The following distributions are available in nimbleEcology.
- dOcc (occupancy model)
- dDynOcc (dynamic occupancy model)
- dHMM (hidden Markov model)
- dDHMM (dynamic hidden Markov model)
- dCJS (Cormack-Jolly-Seber or mark-recapture model)
- dNmixture (N-mixture model)
- dYourNewDistribution Do you have a custom distribution that would fit the package? Are we missing a distribution you need? Let us know! We actively encourage contributions through GitHub or direct communication.
Example code
The following code illustrates a NIMBLE model definition for an occupancy model using nimbleEcology. The model is specified, built, and used to simulate some data according to the occupancy distribution.

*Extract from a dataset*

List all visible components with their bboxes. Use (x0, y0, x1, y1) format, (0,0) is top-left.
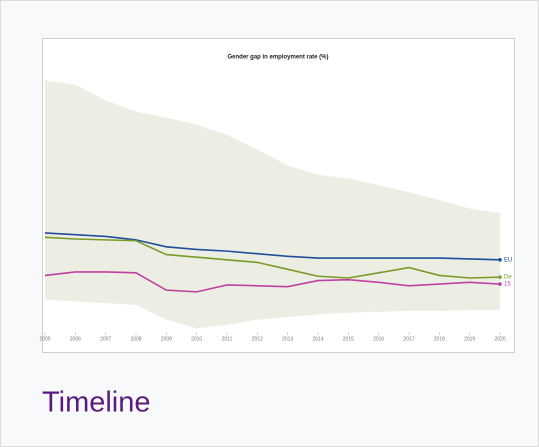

library(nimbleEcology) occ_code <- nimbleCode({ psi ~ dunif(0, 1) p ~ dunif(0, 1) for (s in 1:nsite) { x[s, 1:nvisit] ~ dOcc_s(probOcc = psi, probDetect = p, len = nvisit) } }) occ_model <- nimbleModel(occ_code, constants = list(nsite = 10, nvisit = 5), inits = list(psi = 0.5, p = 0.5))
## defining model...
## building model...
## setting data and initial values...
## running calculate on model (any error reports that follow may simply reflect missing values in model variables) ... ## checking model sizes and dimensions... This model is not fully initialized. This is not an error. To see which variables are not initialized, use model$initializeInfo(). For more information on model initialization, see help(modelInitialization). ## model building finished.
set.seed(94) occ_model$simulate("x") occ_model$x
## [,1] [,2] [,3] [,4] [,5] ## [1,] 0 0 0 0 0 ## [2,] 0 0 0 0 0 ## [3,] 0 0 0 0 0 ## [4,] 0 0 0 0 0 ## [5,] 1 1 1 0 1 ## [6,] 0 0 0 1 0 ## [7,] 0 0 0 0 0 ## [8,] 0 0 0 0 1 ## [9,] 1 1 1 0 0 ## [10,] 0 1 0 0 0
How to learn more
Once the package is installed, you can check out the package vignette with vignette(“nimbleEcology”).
Documentation is available for each distribution family using the R syntax ?distribution, for example
?dHMM
For more detail on marginalization in these distributions, see the paper “One size does not fit all: Customizing MCMC methods for hierarchical models using NIMBLE” (Ponisio et al. 2020).